Le langage est bien une arme. Peut-on imaginer une société sans langage ? En politique, la « guerre » des mots a remplacé la guerre avec les armes. Mais, c’est une arme à double tranchant. On assiste ainsi, devant des salles de convertis, à des prises de paroles dont la fonction n’est pas toujours de convaincre, mais d’enflammer la foule des militants. Les discours tenus, dont les effets sont renforcés par toutes les figures de style (lyrisme, emphase, exagération, métaphore, comparaison, etc.), peuvent alors donner le sentiment de sortir du cercle de la raison pour celui de l’émotion.
L’emphase est définie notamment comme exagération pompeuse dans le ton, le geste, dans les termes employés ; enflure, grandiloquence.
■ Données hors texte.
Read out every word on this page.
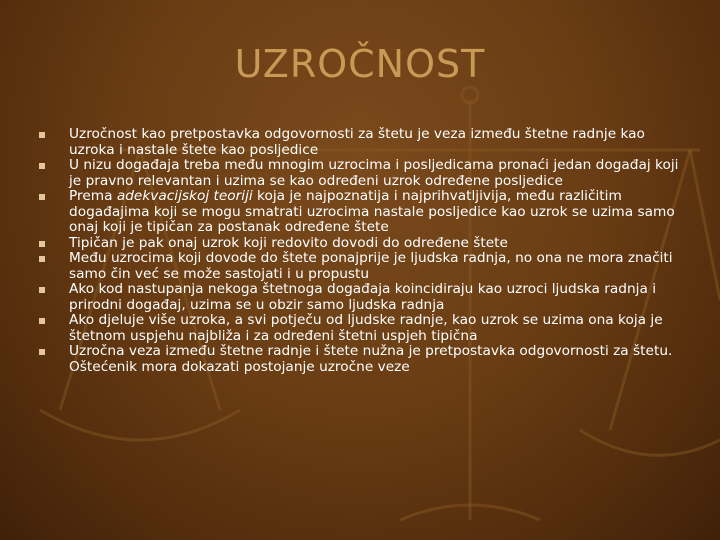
UZROČNOST
Uzročnost kao pretpostavka odgovornosti za štetu je veza između štetne radnje kao uzroka i nastale štete kao posljedice
U nizu događaja treba među mnogim uzrocima i posljedicama pronaći jedan događaj koji je pravno relevantan i uzima se kao određeni uzrok određene posljedice
Prema adekvacijskoj teoriji koja je najpoznatija i najprihvatljivija, među različitim događajima koji se mogu smatrati uzrocima nastale posljedice kao uzrok se uzima samo onaj koji je tipičan za postanak određene štete
Tipičan je pak onaj uzrok koji redovito dovodi do određene štete
Među uzrocima koji dovode do štete ponajprije je ljudska radnja, no ona ne mora značiti samo čin već se može sastojati i u propustu
Ako kod nastupanja nekoga štetnoga događaja koincidiraju kao uzroci ljudska radnja i prirodni događaj, uzima se u obzir samo ljudska radnja
Ako djeluje više uzroka, a svi potječu od ljudske radnje, kao uzrok se uzima ona koja je štetnom uspjehu najbliža i za određeni štetni uspjeh tipična
Uzročna veza između štetne radnje i štete nužna je pretpostavka odgovornosti za štetu. Oštećenik mora dokazati postojanje uzročne veze
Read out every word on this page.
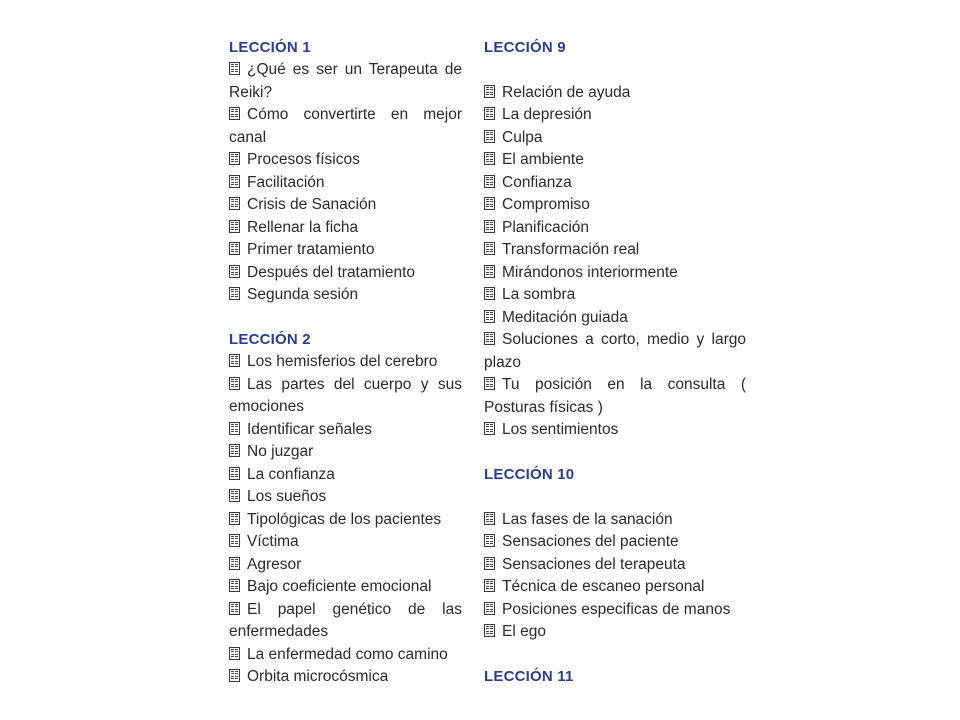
LECCIÓN 1
¿Qué es ser un Terapeuta de Reiki?
Cómo convertirte en mejor canal
Procesos físicos
Facilitación
Crisis de Sanación
Rellenar la ficha
Primer tratamiento
Después del tratamiento
Segunda sesión
LECCIÓN 2
Los hemisferios del cerebro
Las partes del cuerpo y sus emociones
Identificar señales
No juzgar
La confianza
Los sueños
Tipológicas de los pacientes
Víctima
Agresor
Bajo coeficiente emocional
El papel genético de las enfermedades
La enfermedad como camino
Orbita microcósmica
LECCIÓN 9
Relación de ayuda
La depresión
Culpa
El ambiente
Confianza
Compromiso
Planificación
Transformación real
Mirándonos interiormente
La sombra
Meditación guiada
Soluciones a corto, medio y largo plazo
Tu posición en la consulta ( Posturas físicas )
Los sentimientos
LECCIÓN 10
Las fases de la sanación
Sensaciones del paciente
Sensaciones del terapeuta
Técnica de escaneo personal
Posiciones especificas de manos
El ego
LECCIÓN 11
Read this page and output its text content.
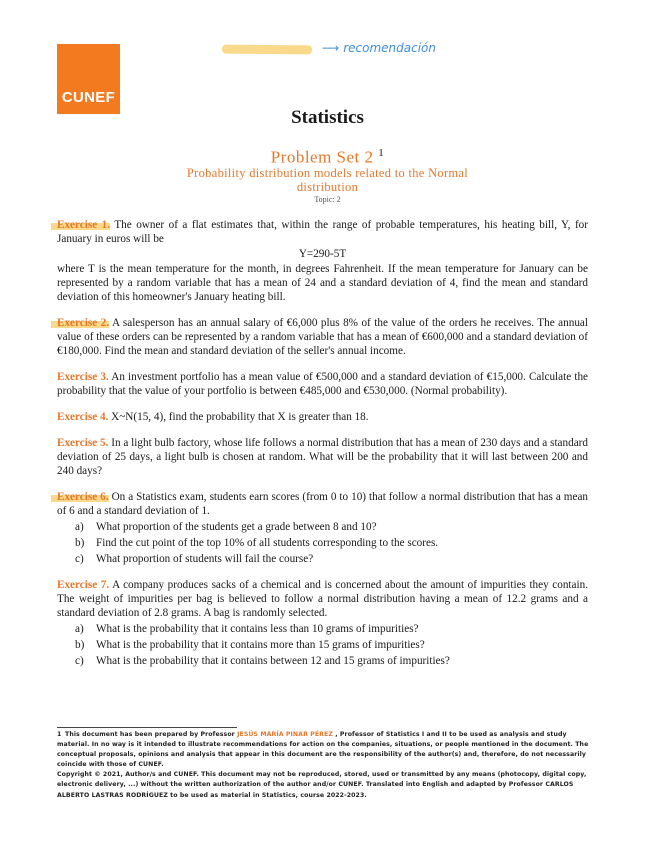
CUNEF
⟶ recomendación
Statistics
Problem Set 2 $^1$
Probability distribution models related to the Normal
distribution
Topic: 2
Exercise 1. The owner of a flat estimates that, within the range of probable temperatures, his heating bill, Y, for January in euros will be
Y=290-5T
where T is the mean temperature for the month, in degrees Fahrenheit. If the mean temperature for January can be represented by a random variable that has a mean of 24 and a standard deviation of 4, find the mean and standard deviation of this homeowner's January heating bill.
Exercise 2. A salesperson has an annual salary of €6,000 plus 8% of the value of the orders he receives. The annual value of these orders can be represented by a random variable that has a mean of €600,000 and a standard deviation of €180,000. Find the mean and standard deviation of the seller's annual income.
Exercise 3. An investment portfolio has a mean value of €500,000 and a standard deviation of €15,000. Calculate the probability that the value of your portfolio is between €485,000 and €530,000. (Normal probability).
Exercise 4. X~N(15, 4), find the probability that X is greater than 18.
Exercise 5. In a light bulb factory, whose life follows a normal distribution that has a mean of 230 days and a standard deviation of 25 days, a light bulb is chosen at random. What will be the probability that it will last between 200 and 240 days?
Exercise 6. On a Statistics exam, students earn scores (from 0 to 10) that follow a normal distribution that has a mean of 6 and a standard deviation of 1.
a) What proportion of the students get a grade between 8 and 10?
b) Find the cut point of the top 10% of all students corresponding to the scores.
c) What proportion of students will fail the course?
Exercise 7. A company produces sacks of a chemical and is concerned about the amount of impurities they contain. The weight of impurities per bag is believed to follow a normal distribution having a mean of 12.2 grams and a standard deviation of 2.8 grams. A bag is randomly selected.
a) What is the probability that it contains less than 10 grams of impurities?
b) What is the probability that it contains more than 15 grams of impurities?
c) What is the probability that it contains between 12 and 15 grams of impurities?
1 This document has been prepared by Professor JESÚS MARÍA PINAR PÉREZ , Professor of Statistics I and II to be used as analysis and study material. In no way is it intended to illustrate recommendations for action on the companies, situations, or people mentioned in the document. The conceptual proposals, opinions and analysis that appear in this document are the responsibility of the author(s) and, therefore, do not necessarily coincide with those of CUNEF.
Copyright © 2021, Author/s and CUNEF. This document may not be reproduced, stored, used or transmitted by any means (photocopy, digital copy, electronic delivery, ...) without the written authorization of the author and/or CUNEF. Translated into English and adapted by Professor CARLOS ALBERTO LASTRAS RODRÍGUEZ to be used as material in Statistics, course 2022-2023.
Parler avec emphase, c’est la mise en relief d’un des constituants de la phrase par l’intonation ou par l’ordre des mots.
Tout un programme ou un art, qui n’est pas sans risque face à la vigilance de ceux à qui le discours emphatique n’est pas destiné, mais qui peut aussi être mal compris par ceux à qui l’on s’adresse.
Voulant marquer les esprits des militants et les soutiens de son camp, surtout de la jeunesse, lors d’un meeting de soutien au Président ivoirien Alassane Ouattara, le 5 août 2017 à Abidjan , Hamed Bakayoko est entré dans les subtilités que le langage offre aux hommes politiques : il a lancé un univers de mots qui vise à s’imposer comme réalité, affirmant : « Avant Alassane Ouattara (…) il n’y avait même pas d’hôtels (…), il n’y avait même pas d’avions ».
L’emphase, qui se nourrit ici d’un enthousiasme militant, vient trahir une pensée que l’on peut résumer ainsi, car proche de la réalité selon les Ivoiriens eux-mêmes : avant avril 2011, si l’on regarde les années 1999-2010, la Côte d’Ivoire, sur la pente du déclin, était en train de devenir un État failli, incapable de participer aux échanges commerciaux internationaux, d’attirer les investisseurs et de jouer un rôle sur la scène internationale, à cause des interminables crises politiques et militaires vécues depuis la disparition du père fondateur de la Nation.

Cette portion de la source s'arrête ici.